The pandemic’s impact on the inflation picture was most evident in prices for two key consumer products that typically rise in the summer due to high demand: Airline tickets were down 16 per cent in August compared with a year earlier, while gasoline was down 11 per cent.

Statscan said that excluding gasoline – a major component of the CPI – year-over-year inflation was 0.6 per cent in August, down from 0.7 per cent in July.

On the other hand, economists noted evidence that some businesses whose costs have been increased by pandemic measures have started passing those costs along to customers. Prices for personal care services were up 7.2 per cent from a year earlier, mainly reflecting price increases at hair salons, which have been forced to take new virus-containment precautions since reopening.

Economists said those pockets of price increases in the service industry may suggest more upward price pressures to come from the pandemic fallout.

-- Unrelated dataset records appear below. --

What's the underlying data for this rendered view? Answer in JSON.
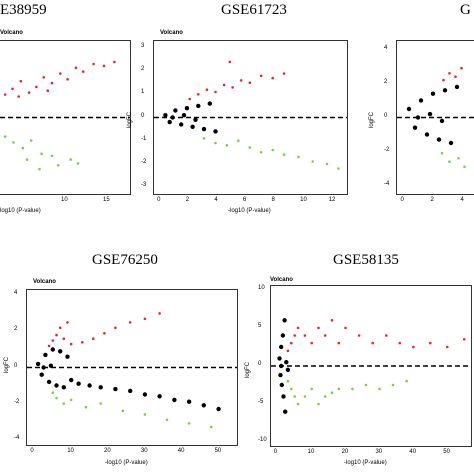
{
  "chart_data": [
    {
      "type": "scatter",
      "panel_id": "p1",
      "title_label": "E38959",
      "subtitle": "Volcano",
      "xlabel": "log10 (P-value)",
      "ylabel": "",
      "x_ticks": [
        "10",
        "15"
      ],
      "y_ticks": [],
      "xlim": [
        5,
        17.5
      ],
      "ylim": [
        -4,
        4
      ],
      "threshold_line_y": 0,
      "series": [
        {
          "name": "",
          "color": "#e8262c",
          "values": [
            [
              5.5,
              1.2
            ],
            [
              6.2,
              1.5
            ],
            [
              7.0,
              1.9
            ],
            [
              7.8,
              1.3
            ],
            [
              8.5,
              1.6
            ],
            [
              9.2,
              2.1
            ],
            [
              10.0,
              1.8
            ],
            [
              10.8,
              2.3
            ],
            [
              11.5,
              2.0
            ],
            [
              12.3,
              2.6
            ],
            [
              13.0,
              2.4
            ],
            [
              14.0,
              2.8
            ],
            [
              15.0,
              2.7
            ],
            [
              16.0,
              2.9
            ],
            [
              6.8,
              1.1
            ],
            [
              9.6,
              1.4
            ]
          ]
        },
        {
          "name": "",
          "color": "#7bcf3a",
          "values": [
            [
              5.5,
              -1.0
            ],
            [
              6.3,
              -1.3
            ],
            [
              7.2,
              -1.6
            ],
            [
              8.0,
              -1.2
            ],
            [
              9.0,
              -1.9
            ],
            [
              10.0,
              -2.0
            ],
            [
              10.6,
              -2.5
            ],
            [
              11.8,
              -2.2
            ],
            [
              12.5,
              -2.4
            ],
            [
              7.6,
              -2.2
            ],
            [
              8.8,
              -2.7
            ]
          ]
        }
      ]
    },
    {
      "type": "scatter",
      "panel_id": "p2",
      "title_label": "GSE61723",
      "subtitle": "Volcano",
      "xlabel": "-log10 (P-value)",
      "ylabel": "logFC",
      "x_ticks": [
        "0",
        "2",
        "4",
        "6",
        "8",
        "10",
        "12"
      ],
      "y_ticks": [
        "3",
        "2",
        "1",
        "0",
        "-1",
        "-2",
        "-3"
      ],
      "xlim": [
        -0.5,
        13
      ],
      "ylim": [
        -3.3,
        3.3
      ],
      "threshold_line_y": 0,
      "series": [
        {
          "name": "",
          "color": "#000000",
          "values": [
            [
              0.3,
              0.1
            ],
            [
              0.6,
              -0.2
            ],
            [
              1.0,
              0.3
            ],
            [
              1.4,
              -0.3
            ],
            [
              1.8,
              0.4
            ],
            [
              2.2,
              -0.4
            ],
            [
              2.6,
              0.5
            ],
            [
              3.0,
              -0.5
            ],
            [
              0.8,
              0.0
            ],
            [
              1.6,
              0.1
            ],
            [
              2.4,
              -0.1
            ],
            [
              3.4,
              0.6
            ],
            [
              3.8,
              -0.6
            ]
          ]
        },
        {
          "name": "",
          "color": "#e8262c",
          "values": [
            [
              2.0,
              0.8
            ],
            [
              2.6,
              1.0
            ],
            [
              3.2,
              1.2
            ],
            [
              3.8,
              1.1
            ],
            [
              4.4,
              1.4
            ],
            [
              5.0,
              1.3
            ],
            [
              5.6,
              1.6
            ],
            [
              6.2,
              1.5
            ],
            [
              7.0,
              1.8
            ],
            [
              7.8,
              1.7
            ],
            [
              8.6,
              1.9
            ],
            [
              4.8,
              2.4
            ]
          ]
        },
        {
          "name": "",
          "color": "#7bcf3a",
          "values": [
            [
              3.0,
              -0.9
            ],
            [
              3.8,
              -1.1
            ],
            [
              4.6,
              -1.2
            ],
            [
              5.4,
              -1.0
            ],
            [
              6.2,
              -1.3
            ],
            [
              7.0,
              -1.5
            ],
            [
              7.8,
              -1.4
            ],
            [
              8.6,
              -1.6
            ],
            [
              9.6,
              -1.7
            ],
            [
              10.6,
              -1.9
            ],
            [
              11.6,
              -2.0
            ],
            [
              12.4,
              -2.2
            ]
          ]
        }
      ]
    },
    {
      "type": "scatter",
      "panel_id": "p3",
      "title_label": "G",
      "subtitle": "",
      "xlabel": "",
      "ylabel": "logFC",
      "x_ticks": [
        "0",
        "2",
        "4"
      ],
      "y_ticks": [
        "4",
        "2",
        "0",
        "-2",
        "-4"
      ],
      "xlim": [
        -0.5,
        5.5
      ],
      "ylim": [
        -4.5,
        4.5
      ],
      "threshold_line_y": 0,
      "series": [
        {
          "name": "",
          "color": "#000000",
          "values": [
            [
              0.3,
              0.5
            ],
            [
              0.7,
              -0.6
            ],
            [
              1.1,
              1.0
            ],
            [
              1.5,
              -1.0
            ],
            [
              1.9,
              1.4
            ],
            [
              2.3,
              -1.3
            ],
            [
              2.7,
              1.6
            ],
            [
              3.1,
              -1.5
            ],
            [
              3.5,
              1.8
            ],
            [
              0.9,
              0.0
            ],
            [
              1.7,
              0.2
            ],
            [
              2.5,
              -0.2
            ]
          ]
        },
        {
          "name": "",
          "color": "#e8262c",
          "values": [
            [
              2.6,
              2.2
            ],
            [
              3.0,
              2.6
            ],
            [
              3.4,
              2.4
            ],
            [
              3.8,
              2.9
            ]
          ]
        },
        {
          "name": "",
          "color": "#7bcf3a",
          "values": [
            [
              2.5,
              -2.1
            ],
            [
              3.0,
              -2.6
            ],
            [
              3.6,
              -2.4
            ],
            [
              4.0,
              -2.9
            ]
          ]
        }
      ]
    },
    {
      "type": "scatter",
      "panel_id": "p4",
      "title_label": "GSE76250",
      "subtitle": "Volcano",
      "xlabel": "-log10 (P-value)",
      "ylabel": "logFC",
      "x_ticks": [
        "0",
        "10",
        "20",
        "30",
        "40",
        "50"
      ],
      "y_ticks": [
        "4",
        "2",
        "0",
        "-2",
        "-4"
      ],
      "xlim": [
        -2,
        55
      ],
      "ylim": [
        -4.3,
        4.3
      ],
      "threshold_line_y": 0,
      "series": [
        {
          "name": "",
          "color": "#000000",
          "values": [
            [
              1,
              0.2
            ],
            [
              2,
              -0.4
            ],
            [
              3,
              0.7
            ],
            [
              4,
              -0.8
            ],
            [
              5,
              1.0
            ],
            [
              6,
              -1.0
            ],
            [
              7,
              0.9
            ],
            [
              8,
              -1.1
            ],
            [
              9,
              0.6
            ],
            [
              10,
              -0.7
            ],
            [
              12,
              -0.9
            ],
            [
              15,
              -1.0
            ],
            [
              18,
              -1.1
            ],
            [
              22,
              -1.2
            ],
            [
              26,
              -1.3
            ],
            [
              30,
              -1.5
            ],
            [
              34,
              -1.6
            ],
            [
              38,
              -1.8
            ],
            [
              42,
              -1.9
            ],
            [
              46,
              -2.1
            ],
            [
              50,
              -2.3
            ],
            [
              2.5,
              0.0
            ],
            [
              4.5,
              0.1
            ]
          ]
        },
        {
          "name": "",
          "color": "#e8262c",
          "values": [
            [
              4,
              1.2
            ],
            [
              5,
              1.5
            ],
            [
              6,
              1.8
            ],
            [
              7,
              2.2
            ],
            [
              8,
              1.6
            ],
            [
              9,
              2.5
            ],
            [
              10,
              1.3
            ],
            [
              13,
              1.4
            ],
            [
              16,
              1.6
            ],
            [
              19,
              1.9
            ],
            [
              22,
              2.2
            ],
            [
              26,
              2.5
            ],
            [
              30,
              2.7
            ],
            [
              34,
              3.0
            ]
          ]
        },
        {
          "name": "",
          "color": "#7bcf3a",
          "values": [
            [
              5,
              -1.4
            ],
            [
              6,
              -1.7
            ],
            [
              8,
              -2.0
            ],
            [
              10,
              -1.8
            ],
            [
              14,
              -2.2
            ],
            [
              18,
              -2.0
            ],
            [
              24,
              -2.4
            ],
            [
              30,
              -2.6
            ],
            [
              36,
              -2.9
            ],
            [
              42,
              -3.1
            ],
            [
              48,
              -3.3
            ]
          ]
        }
      ]
    },
    {
      "type": "scatter",
      "panel_id": "p5",
      "title_label": "GSE58135",
      "subtitle": "Volcano",
      "xlabel": "-log10 (P-value)",
      "ylabel": "logFC",
      "x_ticks": [
        "0",
        "10",
        "20",
        "30",
        "40",
        "50"
      ],
      "y_ticks": [
        "10",
        "5",
        "0",
        "-5",
        "-10"
      ],
      "xlim": [
        -2,
        57
      ],
      "ylim": [
        -10.5,
        10.5
      ],
      "threshold_line_y": 0,
      "series": [
        {
          "name": "",
          "color": "#000000",
          "values": [
            [
              0.5,
              1.0
            ],
            [
              0.8,
              -1.2
            ],
            [
              1.0,
              2.5
            ],
            [
              1.2,
              -2.5
            ],
            [
              1.5,
              4.0
            ],
            [
              1.7,
              -4.0
            ],
            [
              2.0,
              6.0
            ],
            [
              2.2,
              -6.0
            ],
            [
              1.0,
              0.0
            ],
            [
              2.5,
              0.5
            ],
            [
              3.0,
              -0.5
            ]
          ]
        },
        {
          "name": "",
          "color": "#e8262c",
          "values": [
            [
              3,
              2
            ],
            [
              4,
              3
            ],
            [
              5,
              4
            ],
            [
              6,
              5
            ],
            [
              8,
              4
            ],
            [
              10,
              3
            ],
            [
              12,
              5
            ],
            [
              14,
              4
            ],
            [
              16,
              6
            ],
            [
              18,
              3
            ],
            [
              20,
              5
            ],
            [
              24,
              4
            ],
            [
              28,
              3
            ],
            [
              32,
              4
            ],
            [
              36,
              3
            ],
            [
              40,
              2.5
            ],
            [
              45,
              3
            ],
            [
              50,
              2.5
            ],
            [
              55,
              3.5
            ]
          ]
        },
        {
          "name": "",
          "color": "#7bcf3a",
          "values": [
            [
              3,
              -2
            ],
            [
              4,
              -3
            ],
            [
              5,
              -4
            ],
            [
              6,
              -5
            ],
            [
              8,
              -4
            ],
            [
              10,
              -3
            ],
            [
              12,
              -5
            ],
            [
              14,
              -4
            ],
            [
              16,
              -3.5
            ],
            [
              18,
              -3
            ],
            [
              22,
              -3
            ],
            [
              26,
              -2.5
            ],
            [
              30,
              -3
            ],
            [
              34,
              -2.5
            ],
            [
              38,
              -2
            ]
          ]
        }
      ]
    }
  ]
}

“It seems likely that other services firms, including restaurants, will soon be forced to follow hair salons in raising their prices. That could cause core inflation to rise sooner than we anticipate,” said Stephen Brown, senior Canada economist for Capital Economics.

“All in all, the struggling economy in the coming months will put some disinflationary pressures on prices. However, this recession is atypical, in a sense that the shuttering of certain supply chains and rising operational costs due to social distancing could have the opposite effect going forward,” added National Bank of Canada economists Matthieu Arseneau and Kyle Dahms in a research report.